When they arrived at the surface, Sarah used her builder as a shield and took a look around. She said, “Clear,” so quietly that Jared could only hear it through his headset.
Sarah provided cover for Jared as he came up and out of the tunnel. With his builder, Jared created one of the trucks they had used during construction. Jared quickly got into the back seat. Aaron hauled Oliver up, placing the body in the seat with Jared. Oliver’s body slumped with his feet at the door and his head in Jared’s lap. Aaron slammed the door, causing Oliver’s feet to buck forward a bit.
Out of curiosity, Jared checked Oliver’s pulse. He could feel it, but it seemed faint. Jared was not very medically informed, so he assumed it was faint because he was not conscious.
Aaron got into the driver’s seat, and Sarah got into the passenger seat. The truck was replicated exactly as it had been when they sealed the colony. The key was in the ignition. The plates were still Swiss, but the Chinese police were the least of their concerns. Even with the correct plates, they would appear suspicious because the truck was not legal to drive on Chinese streets.
As Aaron slammed his door shut, he turned the key and began driving forward through the artificial forest. The trees were far enough apart so that he could easily navigate through. There was little vegetation on the ground, which allowed them to accelerate quickly to thirty miles per hour.
The truck’s navigation system seemed confused by the fact that the time and location had changed. The monitor simply displayed the word ‘searching’ on the screen. Aaron hit the side of the monitor, which then almost instantly displayed a map of Beijing. Jared thought the system, ‘Must be American.’ On the monitor, there was a small red dot in the center representing their truck. Aaron zoomed out so he could get a view of the closest roads.
Aaron tapped the monitor, which caused a context menu to appear. From the menu, he selected ‘set destination’, which caused the menu to be replaced with a small yellow flag.
“There, that’s our target,” he said of the flag.

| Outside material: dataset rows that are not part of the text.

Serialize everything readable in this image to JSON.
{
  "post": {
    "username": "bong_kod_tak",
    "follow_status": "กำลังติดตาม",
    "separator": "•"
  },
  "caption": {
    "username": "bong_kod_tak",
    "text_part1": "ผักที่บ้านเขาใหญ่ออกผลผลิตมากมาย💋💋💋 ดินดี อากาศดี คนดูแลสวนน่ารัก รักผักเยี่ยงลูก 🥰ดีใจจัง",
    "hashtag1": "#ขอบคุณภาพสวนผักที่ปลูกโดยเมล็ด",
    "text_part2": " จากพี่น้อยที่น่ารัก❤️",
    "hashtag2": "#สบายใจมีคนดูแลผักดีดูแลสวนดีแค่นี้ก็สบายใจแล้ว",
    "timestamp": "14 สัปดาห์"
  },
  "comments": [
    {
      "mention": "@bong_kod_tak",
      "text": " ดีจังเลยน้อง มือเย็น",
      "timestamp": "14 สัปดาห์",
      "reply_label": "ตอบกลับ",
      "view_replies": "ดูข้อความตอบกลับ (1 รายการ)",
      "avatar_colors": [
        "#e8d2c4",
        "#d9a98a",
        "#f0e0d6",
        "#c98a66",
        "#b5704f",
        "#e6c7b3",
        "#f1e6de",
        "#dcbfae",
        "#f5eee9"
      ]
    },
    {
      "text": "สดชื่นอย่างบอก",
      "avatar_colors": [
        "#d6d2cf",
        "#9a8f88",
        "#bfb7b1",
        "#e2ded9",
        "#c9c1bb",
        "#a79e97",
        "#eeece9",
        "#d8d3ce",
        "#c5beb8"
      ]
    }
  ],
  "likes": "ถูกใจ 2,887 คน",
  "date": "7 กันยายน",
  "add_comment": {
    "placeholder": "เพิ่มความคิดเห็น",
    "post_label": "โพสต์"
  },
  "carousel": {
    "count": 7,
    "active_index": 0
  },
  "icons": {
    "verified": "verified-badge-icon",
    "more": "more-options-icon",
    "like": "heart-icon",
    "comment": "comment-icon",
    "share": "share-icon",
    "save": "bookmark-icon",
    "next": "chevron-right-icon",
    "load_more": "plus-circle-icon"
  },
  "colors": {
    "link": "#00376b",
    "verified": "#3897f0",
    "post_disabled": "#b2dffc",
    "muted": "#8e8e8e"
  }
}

The flag was a few roads away from their present location. He drove straight towards it. When he reached the first road that crossed their path, which was also the road they had parked on hours ago, he drove on it for a while. Before they could see the road’s first intersection, after the base, he crossed back into the woods, this time on the opposite side heading toward the flag again.
While they were driving, Jared noticed something white on the floor. He bent over carefully, holding Oliver’s head so he would not fall. As Jared’s fingertips touched the object, he could tell it was paper. He pulled it up and saw it was a napkin from the arcade. It seemed like a lifetime had passed since they had gone to the arcade. Since the arcade, he had had a child and killed several soldiers, soldiers that might not be children but had parents that loved them as children. He stuffed the napkin into his pocket hoping to be as quickly rid of the emotions it had raised.

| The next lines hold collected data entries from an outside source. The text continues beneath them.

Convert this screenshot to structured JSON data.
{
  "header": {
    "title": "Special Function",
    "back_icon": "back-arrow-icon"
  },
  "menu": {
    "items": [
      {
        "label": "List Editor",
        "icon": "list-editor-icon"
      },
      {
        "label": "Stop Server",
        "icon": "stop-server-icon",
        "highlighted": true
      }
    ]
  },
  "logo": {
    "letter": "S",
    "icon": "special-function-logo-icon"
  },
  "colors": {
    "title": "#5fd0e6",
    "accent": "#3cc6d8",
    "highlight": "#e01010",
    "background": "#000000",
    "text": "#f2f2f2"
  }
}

This side of the road had the same type of layout with trees as the other side. As they got closer to the next road in their path to the flag, the layout started to change. They entered a natural forest. The ride was rougher, but they were able to keep at twenty-five miles per hour with very infrequent detours around thick sections of trees, large logs, and overgrowth.
The road they finally arrived on was much wider and, unlike the other road, packed with fast moving cars. Aaron waited for an opening and merged onto the road. He drove away from the base even though it appeared on the map as a longer drive to their destination.
They continued through the busy city roads until they finally arrived at their destination. As far as they could tell, they had remained undetected.